On the 27th of November it seems that these efforts failed, with a terse announcement from Roscosmos of a near-miss between their Kanopus-V craft and the Indian CARTOSAT 2F. The two remote-imaging satellites passed as close as 224 metres from each other, which in space terms given their likely closing speeds would have been significantly too close for comfort. The announcement appears worded to suggest that the Indian craft was at fault, however it’s probably a fairer conclusion that both space agencies should have seen the other’s satellite coming. Fortunately we escaped a catastrophe this time, but it is to be hoped that all operators of such satellites will take note.

RocketLab Joins the Reusable Booster Club

Other recent launches that might excite the interest of readers are the New Zealand-based RocketLab launching their Electron rocket with  30 small satellites on board before for the first time retrieving their booster stage, and the Japanese Mitsubish Electric sending their JDRS-1 satellite to geosynchronous orbit. This last craft is of interest because it carries an optical data link rather than the more usual RF, and could prove the technology for future launches.

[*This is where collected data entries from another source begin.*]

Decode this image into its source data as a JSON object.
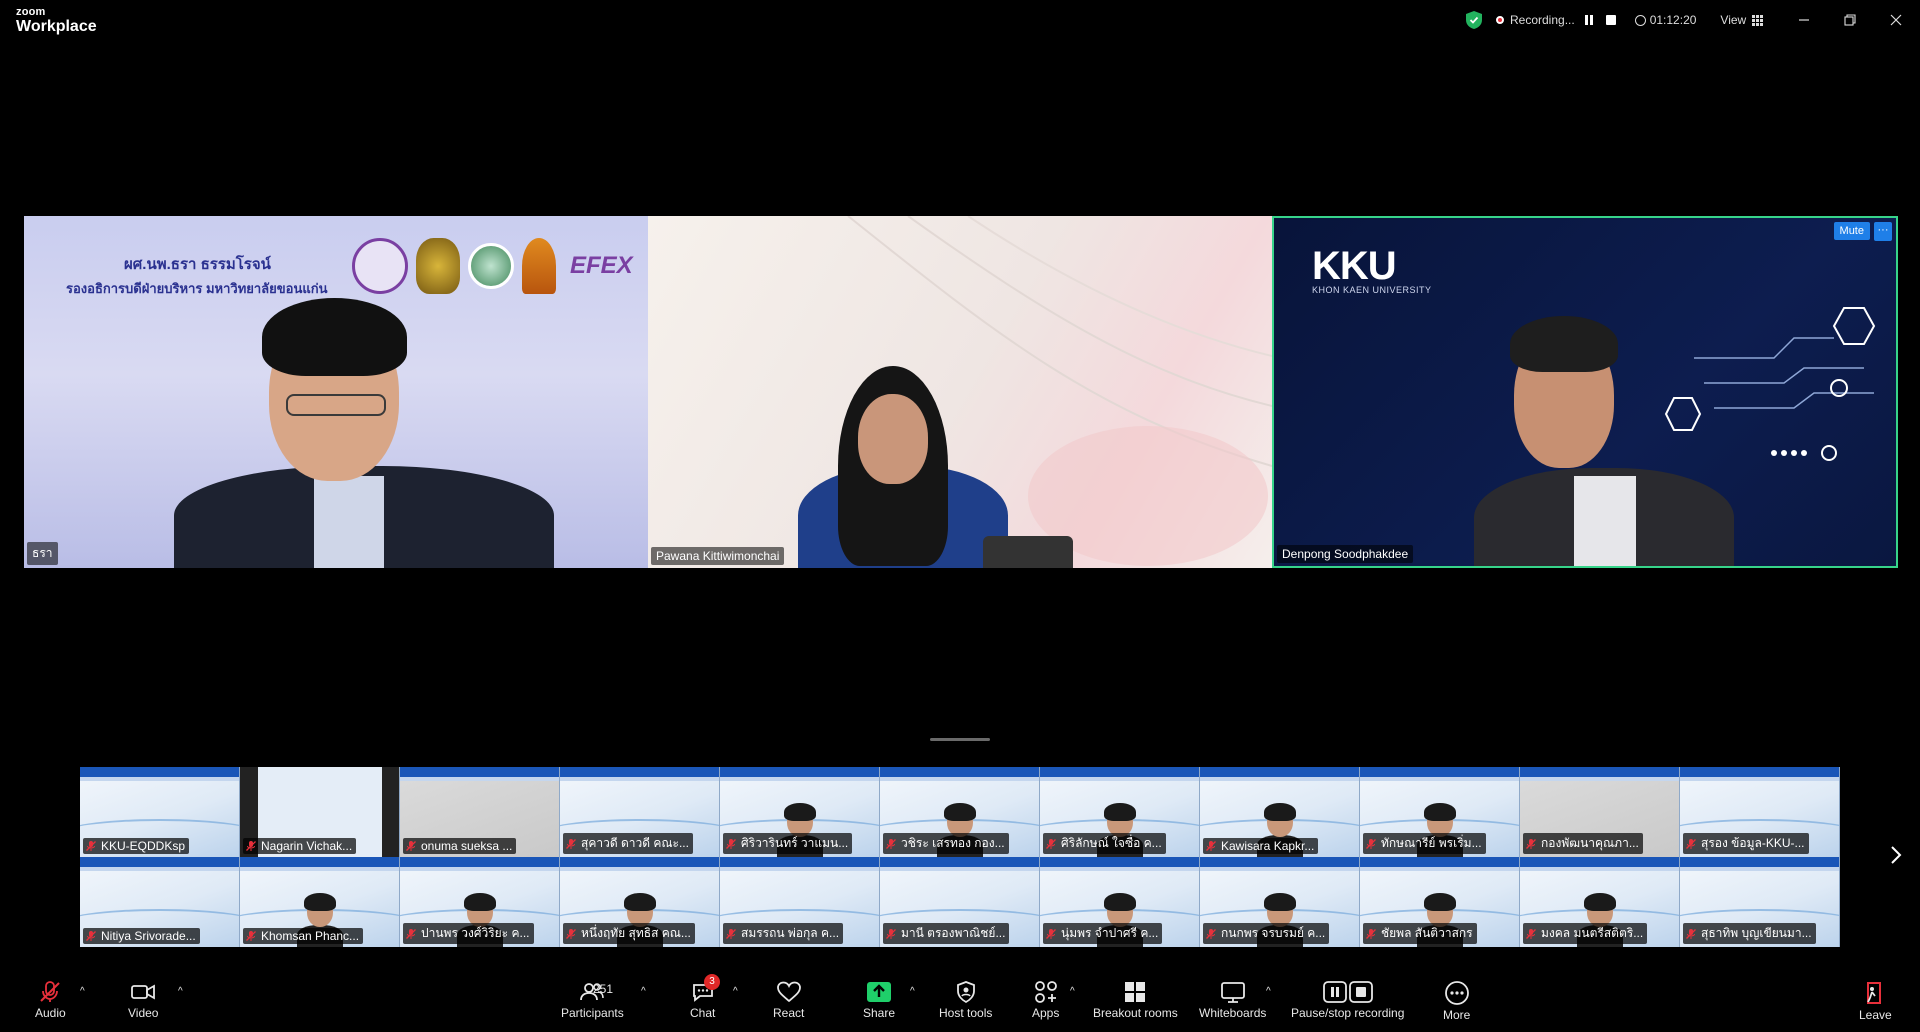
{
  "app": {
    "logo_small": "zoom",
    "logo_big": "Workplace"
  },
  "titlebar": {
    "recording_label": "Recording...",
    "timer": "01:12:20",
    "view_label": "View",
    "minimize_icon": "minimize-icon",
    "restore_icon": "restore-icon",
    "close_icon": "close-icon"
  },
  "speakers": [
    {
      "name": "ธรา",
      "slide_title": "ผศ.นพ.ธรา ธรรมโรจน์",
      "slide_subtitle": "รองอธิการบดีฝ่ายบริหาร มหาวิทยาลัยขอนแก่น",
      "slide_brand": "EFEX"
    },
    {
      "name": "Pawana Kittiwimonchai"
    },
    {
      "name": "Denpong Soodphakdee",
      "bg_logo": "KKU",
      "bg_logo_sub": "KHON KAEN UNIVERSITY",
      "mute_label": "Mute",
      "more_label": "···",
      "active_speaker_color": "#37d48a"
    }
  ],
  "gallery": {
    "participants": [
      {
        "name": "KKU-EQDDKsp",
        "style": "slide"
      },
      {
        "name": "Nagarin Vichak...",
        "style": "dark-sides"
      },
      {
        "name": "onuma sueksa ...",
        "style": "grey"
      },
      {
        "name": "สุคาวดี ดาวดี คณะ...",
        "style": "slide"
      },
      {
        "name": "ศิริวารินทร์ วาแมน...",
        "style": "person"
      },
      {
        "name": "วชิระ เสรทอง กอง...",
        "style": "person"
      },
      {
        "name": "ศิริลักษณ์ ใจซื่อ ค...",
        "style": "person"
      },
      {
        "name": "Kawisara Kapkr...",
        "style": "person"
      },
      {
        "name": "ทักษณารีย์ พรเริ่ม...",
        "style": "person"
      },
      {
        "name": "กองพัฒนาคุณภา...",
        "style": "grey"
      },
      {
        "name": "สุรอง ข้อมูล-KKU-...",
        "style": "slide"
      },
      {
        "name": "Nitiya Srivorade...",
        "style": "slide"
      },
      {
        "name": "Khomsan Phanc...",
        "style": "person"
      },
      {
        "name": "ปานพร วงศ์วิริยะ ค...",
        "style": "person"
      },
      {
        "name": "หนึ่งฤทัย สุทธิส คณ...",
        "style": "person"
      },
      {
        "name": "สมรรถน พ่อกุล ค...",
        "style": "slide"
      },
      {
        "name": "มานี ตรองพาณิชย์...",
        "style": "slide"
      },
      {
        "name": "นุ่มพร จำปาศรี ค...",
        "style": "person"
      },
      {
        "name": "กนกพร จรบรมย์ ค...",
        "style": "person"
      },
      {
        "name": "ชัยพล สันติวาสกร",
        "style": "person"
      },
      {
        "name": "มงคล มนตรีสติตริ...",
        "style": "person"
      },
      {
        "name": "สุธาทิพ บุญเขียนมา...",
        "style": "slide"
      }
    ],
    "next_icon": "chevron-right-icon"
  },
  "toolbar": {
    "audio": "Audio",
    "video": "Video",
    "participants": "Participants",
    "participants_count": "251",
    "chat": "Chat",
    "chat_badge": "3",
    "react": "React",
    "share": "Share",
    "host_tools": "Host tools",
    "apps": "Apps",
    "breakout_rooms": "Breakout rooms",
    "whiteboards": "Whiteboards",
    "pause_stop_recording": "Pause/stop recording",
    "more": "More",
    "leave": "Leave"
  },
  "colors": {
    "share_green": "#1fcf6a",
    "muted_red": "#e8303b",
    "leave_red": "#e8303b",
    "accent_blue": "#1f7fe8"
  }
}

The coming weeks should be full of news from China on Chang’e 5’s progress. Getting a craft to the moon and returning it will be a huge achievement, and we hope nothing fails and we’ll see pictures of the first new Moon rocks on Earth since the 1970s. We don’t know how to say “Good luck and a successful mission!” in Chinese, so we’ll say it in English.

4 thoughts on “Spacing Out: Rocks From The Moon, Rocks From Mars, A Near Miss, And Some Interesting Launches

  1. I find it interesting that countries who are bitter enemies can co-laborate on orbits, but not all orbits are in the same direction. If all orbits at a certain altitude were, for example, east to west, there would not be collisions in that orbit.

    There must be a good reason for couter-direction orbits, but what is that reason?

    1. Countries launch at different “angles” for design purposes (a solar orbit verses an equatorial orbit), because somebody wants to do land avoidance during launch (Vandenburg AFB launches head SW to keep the initial flight over water for a sun-syncronous orbit launch), or because they are not launching on the equator and want to maximize the throw weight for a particular altitude. I know of only one country (Israel) that launches on a 180 degree counter-orbit as a standard practice, and this is for regional-political reasons.

      Plus you have to deal with satellites that have apogees and perigees that differ significantly.

      1. Only military satellites(11 since 1988) were launchd from Palmachim AFB to not overfly enemy or frenemy territory(Jordan-> Iraq-> Iran) as Israel is only a few km wide. The extra burn to cancel the earth’s rotation(vs the normal free boost) makes buying launch on the market from Russia, India, etc as there is no incentive for them to DIY commercial launches, thought the NEXT/Shavit was on the market since the 90s only the US has given a MCTR import waiver to launch it from US territory.
        I know that there is a proposal to have a NEXT/Shavit launch canister piggybacked like the Shuttle/Buran on a 747, fly south and launch over the Indian ocean after turning east past the Arabian peninsula.